Der letzte Raub ist erst wenige Tage her. Am Montagabend kurz vor 18 Uhr verließen die beiden Sparkassenangestellten das Haus, wollten gerade abschließen, als plötzlich ein vermummter Mann auf sie zustürmte und sie mit gezückter Pistole in den Schalterraum zurückdrängte. Dort ließ er sich das Bargeld aushändigen – und verschwand. Wie viel er erbeutet hat, will die Sparkasse nicht sagen.
Der Freyensteiner Johannes Heinemann schüttelt nur noch den Kopf: „Der Täter hat schräg gegenüber der Sparkasse gewartet. Dass den da keiner gesehen haben will, das kann doch gar nicht sein. Es war doch nicht das erste Mal, dass hier Kriminelle ihr Unwesen getrieben haben. Das begreife ich nicht.“ Vor Jahren hatte die Polizei hingeguckt und zwei Männer gestellt, die einen Banküberfall auf die Freyensteiner Filiale äußerst dilettantisch vorbereitet hatten: Sie parkten mit ihrem Wagen vor der Bank, hatten aber vorn und hinten unterschiedliche Nummernschilder angeschraubt. Von den Beamten gefragt, was sie denn vorhätten, gaben sie freimütig zu, die Bank überfallen zu wollen.
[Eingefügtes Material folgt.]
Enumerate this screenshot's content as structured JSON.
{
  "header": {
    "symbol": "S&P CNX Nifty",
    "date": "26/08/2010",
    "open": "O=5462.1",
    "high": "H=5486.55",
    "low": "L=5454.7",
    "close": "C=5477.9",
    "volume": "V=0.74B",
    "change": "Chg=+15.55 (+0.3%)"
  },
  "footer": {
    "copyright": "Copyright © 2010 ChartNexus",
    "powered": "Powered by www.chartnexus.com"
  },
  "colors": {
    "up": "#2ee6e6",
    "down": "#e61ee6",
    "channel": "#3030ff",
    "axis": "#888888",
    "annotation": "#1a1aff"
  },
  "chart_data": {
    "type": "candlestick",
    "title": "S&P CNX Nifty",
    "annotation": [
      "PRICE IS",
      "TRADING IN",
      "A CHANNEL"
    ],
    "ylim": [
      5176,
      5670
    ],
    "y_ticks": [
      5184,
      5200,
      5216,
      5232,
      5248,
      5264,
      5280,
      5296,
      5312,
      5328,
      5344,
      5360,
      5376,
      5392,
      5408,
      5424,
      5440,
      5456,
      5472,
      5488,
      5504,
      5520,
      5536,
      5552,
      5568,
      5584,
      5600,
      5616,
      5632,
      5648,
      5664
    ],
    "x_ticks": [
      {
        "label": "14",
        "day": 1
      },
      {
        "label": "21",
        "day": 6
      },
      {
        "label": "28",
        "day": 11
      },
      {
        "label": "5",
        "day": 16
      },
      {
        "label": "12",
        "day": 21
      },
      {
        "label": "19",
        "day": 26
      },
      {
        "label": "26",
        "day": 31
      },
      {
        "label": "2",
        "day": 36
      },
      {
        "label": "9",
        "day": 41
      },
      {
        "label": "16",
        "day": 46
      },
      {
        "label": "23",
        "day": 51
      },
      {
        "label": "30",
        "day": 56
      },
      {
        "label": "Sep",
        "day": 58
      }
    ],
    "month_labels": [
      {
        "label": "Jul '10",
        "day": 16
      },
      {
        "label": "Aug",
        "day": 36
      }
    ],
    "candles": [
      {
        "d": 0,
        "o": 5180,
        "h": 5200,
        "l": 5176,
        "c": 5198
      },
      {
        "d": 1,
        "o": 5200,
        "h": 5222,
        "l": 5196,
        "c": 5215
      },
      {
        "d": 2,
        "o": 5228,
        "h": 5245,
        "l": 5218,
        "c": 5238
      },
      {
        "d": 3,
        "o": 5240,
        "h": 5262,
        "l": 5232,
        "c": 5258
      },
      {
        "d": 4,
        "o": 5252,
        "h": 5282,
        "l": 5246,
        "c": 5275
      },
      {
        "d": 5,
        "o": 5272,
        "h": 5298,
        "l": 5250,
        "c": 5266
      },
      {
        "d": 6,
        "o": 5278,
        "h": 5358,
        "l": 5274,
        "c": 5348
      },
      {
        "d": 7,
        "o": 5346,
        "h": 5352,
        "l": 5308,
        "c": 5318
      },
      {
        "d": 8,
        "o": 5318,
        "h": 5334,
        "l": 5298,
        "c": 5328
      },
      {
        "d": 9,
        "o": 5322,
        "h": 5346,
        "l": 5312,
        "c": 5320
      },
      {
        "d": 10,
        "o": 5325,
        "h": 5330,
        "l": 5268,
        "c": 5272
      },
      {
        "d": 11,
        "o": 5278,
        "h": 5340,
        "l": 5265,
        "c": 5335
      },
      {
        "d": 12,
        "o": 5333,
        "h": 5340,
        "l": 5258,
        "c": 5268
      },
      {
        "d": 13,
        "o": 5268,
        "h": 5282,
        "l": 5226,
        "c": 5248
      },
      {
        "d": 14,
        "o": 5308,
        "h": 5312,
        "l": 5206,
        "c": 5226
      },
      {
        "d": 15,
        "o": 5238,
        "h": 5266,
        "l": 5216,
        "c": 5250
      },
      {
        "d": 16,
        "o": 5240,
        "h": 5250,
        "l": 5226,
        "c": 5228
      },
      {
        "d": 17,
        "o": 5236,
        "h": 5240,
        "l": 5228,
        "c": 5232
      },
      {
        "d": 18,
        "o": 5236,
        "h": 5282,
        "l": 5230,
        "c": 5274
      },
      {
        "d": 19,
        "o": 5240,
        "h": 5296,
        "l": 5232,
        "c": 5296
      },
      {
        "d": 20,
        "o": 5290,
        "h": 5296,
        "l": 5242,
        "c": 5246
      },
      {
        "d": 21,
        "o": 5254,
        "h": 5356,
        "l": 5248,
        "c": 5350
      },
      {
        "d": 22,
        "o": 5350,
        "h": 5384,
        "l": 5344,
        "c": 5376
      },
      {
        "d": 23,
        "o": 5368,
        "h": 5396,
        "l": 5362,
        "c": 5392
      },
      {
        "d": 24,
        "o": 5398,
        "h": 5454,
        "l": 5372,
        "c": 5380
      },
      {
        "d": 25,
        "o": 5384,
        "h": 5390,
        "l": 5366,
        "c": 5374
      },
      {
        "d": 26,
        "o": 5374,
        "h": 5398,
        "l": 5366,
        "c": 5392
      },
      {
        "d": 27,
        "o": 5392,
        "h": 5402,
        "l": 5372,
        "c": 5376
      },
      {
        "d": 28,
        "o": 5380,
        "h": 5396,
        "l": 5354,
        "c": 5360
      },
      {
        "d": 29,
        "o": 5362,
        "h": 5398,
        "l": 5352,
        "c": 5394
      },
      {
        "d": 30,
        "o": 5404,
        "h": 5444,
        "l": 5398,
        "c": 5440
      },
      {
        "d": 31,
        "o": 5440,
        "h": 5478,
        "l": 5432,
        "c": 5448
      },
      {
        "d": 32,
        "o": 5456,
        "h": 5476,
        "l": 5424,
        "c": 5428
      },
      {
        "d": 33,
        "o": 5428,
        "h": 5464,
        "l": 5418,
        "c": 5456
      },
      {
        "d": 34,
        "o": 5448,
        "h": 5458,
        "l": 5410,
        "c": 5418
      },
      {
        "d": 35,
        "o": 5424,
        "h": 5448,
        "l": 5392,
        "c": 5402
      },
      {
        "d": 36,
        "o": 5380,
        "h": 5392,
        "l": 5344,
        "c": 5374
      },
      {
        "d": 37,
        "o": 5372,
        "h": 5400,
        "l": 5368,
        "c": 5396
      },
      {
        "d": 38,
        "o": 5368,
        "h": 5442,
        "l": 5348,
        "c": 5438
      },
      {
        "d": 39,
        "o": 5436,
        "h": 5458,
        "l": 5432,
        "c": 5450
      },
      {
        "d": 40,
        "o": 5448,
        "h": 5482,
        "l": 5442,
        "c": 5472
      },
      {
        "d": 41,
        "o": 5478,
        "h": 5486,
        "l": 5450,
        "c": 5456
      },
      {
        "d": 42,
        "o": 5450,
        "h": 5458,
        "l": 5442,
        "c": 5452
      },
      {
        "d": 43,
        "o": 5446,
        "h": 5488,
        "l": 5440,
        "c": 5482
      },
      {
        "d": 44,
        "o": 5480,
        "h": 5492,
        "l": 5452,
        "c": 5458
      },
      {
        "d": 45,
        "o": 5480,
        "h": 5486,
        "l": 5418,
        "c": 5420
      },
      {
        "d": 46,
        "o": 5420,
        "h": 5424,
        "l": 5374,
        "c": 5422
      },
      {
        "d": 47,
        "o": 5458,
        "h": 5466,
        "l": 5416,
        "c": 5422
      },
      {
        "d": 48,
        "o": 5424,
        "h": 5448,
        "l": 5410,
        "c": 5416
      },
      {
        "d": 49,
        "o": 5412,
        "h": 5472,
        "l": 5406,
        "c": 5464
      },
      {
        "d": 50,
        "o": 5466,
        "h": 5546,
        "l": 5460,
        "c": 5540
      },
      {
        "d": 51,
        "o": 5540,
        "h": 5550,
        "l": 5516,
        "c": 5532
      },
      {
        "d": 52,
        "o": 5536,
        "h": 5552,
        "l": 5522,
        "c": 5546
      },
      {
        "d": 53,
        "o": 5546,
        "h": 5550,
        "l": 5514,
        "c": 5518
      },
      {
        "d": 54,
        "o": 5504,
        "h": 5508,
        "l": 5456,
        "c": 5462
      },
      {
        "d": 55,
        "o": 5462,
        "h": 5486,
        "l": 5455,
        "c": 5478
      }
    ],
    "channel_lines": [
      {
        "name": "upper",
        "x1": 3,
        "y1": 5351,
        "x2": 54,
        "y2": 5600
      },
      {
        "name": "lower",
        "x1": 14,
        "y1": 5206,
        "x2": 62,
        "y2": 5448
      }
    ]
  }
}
Die Polizei nimmt an, dass der gleiche Täter vor fast genau einem Jahr die Sparkasse in Freyenstein schon einmal überfallen habe. Und auch die berüchtigte „Schlapphut-Bande“ war unter den Räubern. Auf ihr Konto sollen 52 brutale Banküberfälle seit 2002 gehen. Dabei sollen sie rund 3,6 Millionen Euro erbeutet haben. In Freyenstein war ihr Raubzug aber misslungen. Mit einem Lieferwagen waren die Täter ohne Beute geflüchtet. Polizisten in einem Opel Corsa konnten die Verfolgung aufnehmen, wurden aber mit brutaler Gewalt von den Räubern gestoppt. Mit einer vorgehaltenen Pump-Gun zwangen sie die Polizisten aus ihrem Auto und verschwanden mit Transporter und Streifenwagen.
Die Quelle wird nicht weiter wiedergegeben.